Where did I grow up, get out—was I as rich as a golden
yolk waiting to crack in the hay? Where I come from
would I go back? If yes, reload me. And if yes, accident,
but nobody can brave enough to see we’re just buck
shot spat from out the mouth of a motherland. So, bang,
wet me like a tooth with a wicked root. We’re target
-far from being dear for long. Now you make me dress
the wound I turned myself into when I bit into two.
Now you might get up inside it and show me the whip
-stitch anew, or finger-test my tourniquet, bandwidth
on top of me, make me shake like a head.

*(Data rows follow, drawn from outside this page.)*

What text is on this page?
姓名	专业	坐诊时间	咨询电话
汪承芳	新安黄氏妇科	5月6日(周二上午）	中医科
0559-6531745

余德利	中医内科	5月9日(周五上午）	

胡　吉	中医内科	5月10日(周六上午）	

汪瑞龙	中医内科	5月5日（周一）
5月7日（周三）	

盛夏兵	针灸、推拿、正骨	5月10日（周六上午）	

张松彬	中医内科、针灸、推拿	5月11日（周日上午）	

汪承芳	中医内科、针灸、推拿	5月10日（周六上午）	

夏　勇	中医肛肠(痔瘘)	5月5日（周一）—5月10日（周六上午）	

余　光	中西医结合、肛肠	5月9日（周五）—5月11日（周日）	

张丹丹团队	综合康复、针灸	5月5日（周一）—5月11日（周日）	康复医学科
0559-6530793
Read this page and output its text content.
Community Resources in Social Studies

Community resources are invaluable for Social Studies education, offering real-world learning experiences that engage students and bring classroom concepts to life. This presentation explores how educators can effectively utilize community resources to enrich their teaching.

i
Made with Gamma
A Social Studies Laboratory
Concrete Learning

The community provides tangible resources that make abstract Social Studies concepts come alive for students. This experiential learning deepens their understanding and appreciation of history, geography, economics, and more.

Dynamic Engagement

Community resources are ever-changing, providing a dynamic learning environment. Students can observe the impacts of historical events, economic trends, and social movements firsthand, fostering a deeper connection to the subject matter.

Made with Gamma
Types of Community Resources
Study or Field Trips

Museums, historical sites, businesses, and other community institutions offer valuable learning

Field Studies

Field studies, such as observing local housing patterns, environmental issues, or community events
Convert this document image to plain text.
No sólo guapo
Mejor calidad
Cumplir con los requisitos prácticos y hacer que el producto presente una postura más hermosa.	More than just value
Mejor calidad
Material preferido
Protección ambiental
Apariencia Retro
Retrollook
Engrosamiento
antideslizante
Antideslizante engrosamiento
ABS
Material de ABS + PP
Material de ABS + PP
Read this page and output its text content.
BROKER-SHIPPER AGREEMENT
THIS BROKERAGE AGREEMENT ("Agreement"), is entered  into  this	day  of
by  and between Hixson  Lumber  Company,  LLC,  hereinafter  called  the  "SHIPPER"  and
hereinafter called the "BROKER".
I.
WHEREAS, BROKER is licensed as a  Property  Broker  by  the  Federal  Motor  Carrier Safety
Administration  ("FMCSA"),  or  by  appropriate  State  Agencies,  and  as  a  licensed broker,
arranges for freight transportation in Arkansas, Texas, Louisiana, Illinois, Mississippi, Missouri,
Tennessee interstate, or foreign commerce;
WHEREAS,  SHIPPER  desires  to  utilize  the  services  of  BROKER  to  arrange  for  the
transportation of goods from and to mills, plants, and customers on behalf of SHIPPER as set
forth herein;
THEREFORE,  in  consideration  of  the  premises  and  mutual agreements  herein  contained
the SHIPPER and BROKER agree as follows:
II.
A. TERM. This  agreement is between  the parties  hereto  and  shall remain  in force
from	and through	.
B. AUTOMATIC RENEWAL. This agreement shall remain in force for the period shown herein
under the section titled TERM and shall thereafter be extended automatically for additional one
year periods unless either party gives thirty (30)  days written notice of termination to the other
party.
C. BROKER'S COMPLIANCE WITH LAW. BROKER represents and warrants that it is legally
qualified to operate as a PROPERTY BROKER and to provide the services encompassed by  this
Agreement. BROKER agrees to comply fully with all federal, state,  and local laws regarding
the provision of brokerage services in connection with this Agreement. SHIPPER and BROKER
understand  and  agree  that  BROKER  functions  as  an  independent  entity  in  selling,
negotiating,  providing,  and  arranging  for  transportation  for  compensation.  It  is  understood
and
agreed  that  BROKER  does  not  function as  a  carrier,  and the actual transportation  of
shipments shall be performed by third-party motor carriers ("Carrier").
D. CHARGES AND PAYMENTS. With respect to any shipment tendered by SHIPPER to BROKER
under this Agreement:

Now you like
to know my real name, what to say yet louder when
on the outside for good. What’s not good you can’t get
out of a corset fast enough, here, and I came unlaced
fast-paced. My body’s a dress (cut from a fond hell I tore
off the tongue of the real), a first name for my heart.
Now the word for intake is that for swallow, smallest
beast licking its way down the sky once like lightning.
Because here, somebody can open their mouth wider
yet. My heart is breaking to know how I can still break,
because here, somebody must open my mouth, wide
beast licking its way down the sky once, like lightning.
Now the word for intake is that for swallow (smallest
of the tongues of what’s real), a first name for my heart,
fast-paced. My body’s a dress. Cut from fond hell, I tore
out of the corset fast. Enough, here, and I come unlaced
on the outside for good, not what’s good. You don’t get
to know my real name, what to say and louder yet when
on top of me, making me shake like a head. You’re like
a new stitch, my finger-tested tourniquet, its bandwidth.
Now you might get up inside it. So show me the whip,
the wound I turn myself in to when I bite into two, too
far from being dear. So long. Now you make me dress,
whet me like a tooth with a wicked root. I am target
shot, spat out from the mouth of a mother. So, bang,
but nobody can be brave enough to see I’m just bucked.
Would I go back? If yes, reload me. If yes, accident,
yolk waiting to crack in the hay. Where I come from,
where did I get out? Was I richly young and golden?
Now, I think of what I’d die to forget. Now I forget.